Year of Publication


Degree Name

Doctor of Philosophy (PhD)

Document Type

Doctoral Dissertation


Health Sciences


Rehabilitation Sciences

First Advisor

Dr. Phillip A. Gribble

Second Advisor

Dr. Nathan F. Johnson


Lateral ankle sprains are the most common musculoskeletal injury among the general population and U.S. military personnel. Despite the common perception of being a minor injury, at least 1 out of 3 individuals with a previous ankle sprain will develop chronic ankle instability (CAI). This clinical phenomenon creates a significant barrier for patients to return to their prior level of physical function. Specifically, CAI is associated with reductions in physical activity level, leading to decreases in lower health-related quality of life and increase risk of developing of post-traumatic ankle osteoarthritis. Current evidence has largely focused on characterizing the mechanical and sensorimotor insufficiencies associated with CAI in adolescent and young-adult populations, with little attention on middle- and older-aged adults. This restricts our understanding of how these insufficiencies associated with CAI that develop in early adulthood progress over time and contribute to other chronic diseases such as post-traumatic osteoarthritis. Therefore, the overall objective of this study was to compare self-reported and physical function between three age groups: 1) young, 2) middle-aged, and 3) older-aged adults with and without CAI. We hypothesized participants with CAI would have age-related changes in self-reported and physical function compared to non-injured individuals across the lifespan.

The objective of this dissertation was to compare regional and global health- related quality of life (HRQoL), static and dynamic balance, spinal reflex excitability of the soleus muscle, open- and closed-kinetic chain dorsiflexion range of motion and spatiotemporal gait parameters between those with and without CAI across the lifespan. Her callIt was hypothesized that all self-reported and physical characteristics would be decrease with age, but significantly more in those with CAI compare to non-injured individuals.

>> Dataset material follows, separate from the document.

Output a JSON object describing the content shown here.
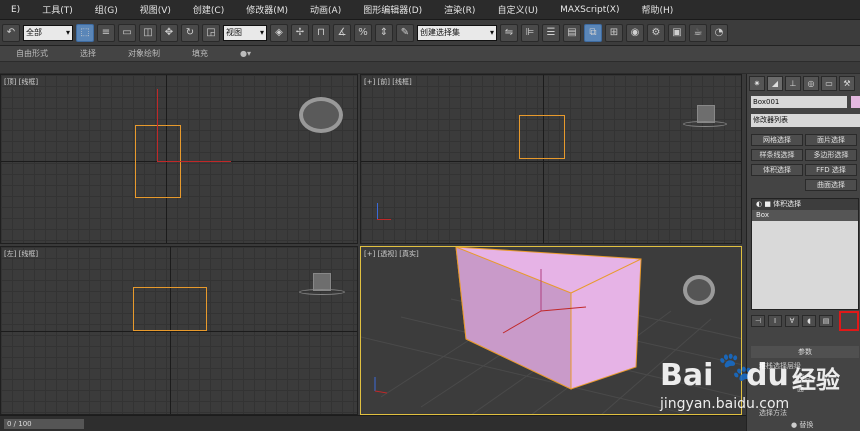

Results from the first study demonstrated participants with CAI had worse regional HRQoL compared to healthy-controls as evidenced by the lower Foot and Ankle Disability Index scores. Likewise, participants with CAI reported having worse overall physical function and pain interference during activity compared to healthy-controls. There was no significant interaction for Injury (CAI and healthy-control) and Age group (young, middle, and old) for any dependent variable. In the second, it was determined that static and dynamic balance, spinal reflex excitability, ankle (dorsiflexion and plantarflexion) and hip extension torque were all lower in the older-aged participants compared to the younger-aged adults. In addition, it was determined that participants with CAI had decreased dorsiflexion range of motion, ankle (dorsiflexion and plantar flexion) and hip extension peak isometric torque compared to the healthy-control group. However, no significant interaction was found for Injury (CAI & healthy-control) and Age (young, middle, old) for any dependent variable. In the third study, there were no differences in spatiotemporal gait parameters between groups (CAI vs. healthy-controls) or age categories.

It can be concluded from this dissertation that regardless of the age, individuals with CAI have worse region-specific HRQoL, lower overall physical function, greater pain interference, limited dorsiflexion range of motion, and decreased ankle and hip peak isometric torque compared to healthy-controls. Several age-related observations were found including decreased static and dynamic balance, ankle and hip strength, and spinal reflex excitability. Though no relationship was found between CAI and age, several interactions were found to be trending towards significance. Therefore, future work is needed to better understand the consequences of CAI on middle- and older-aged adults.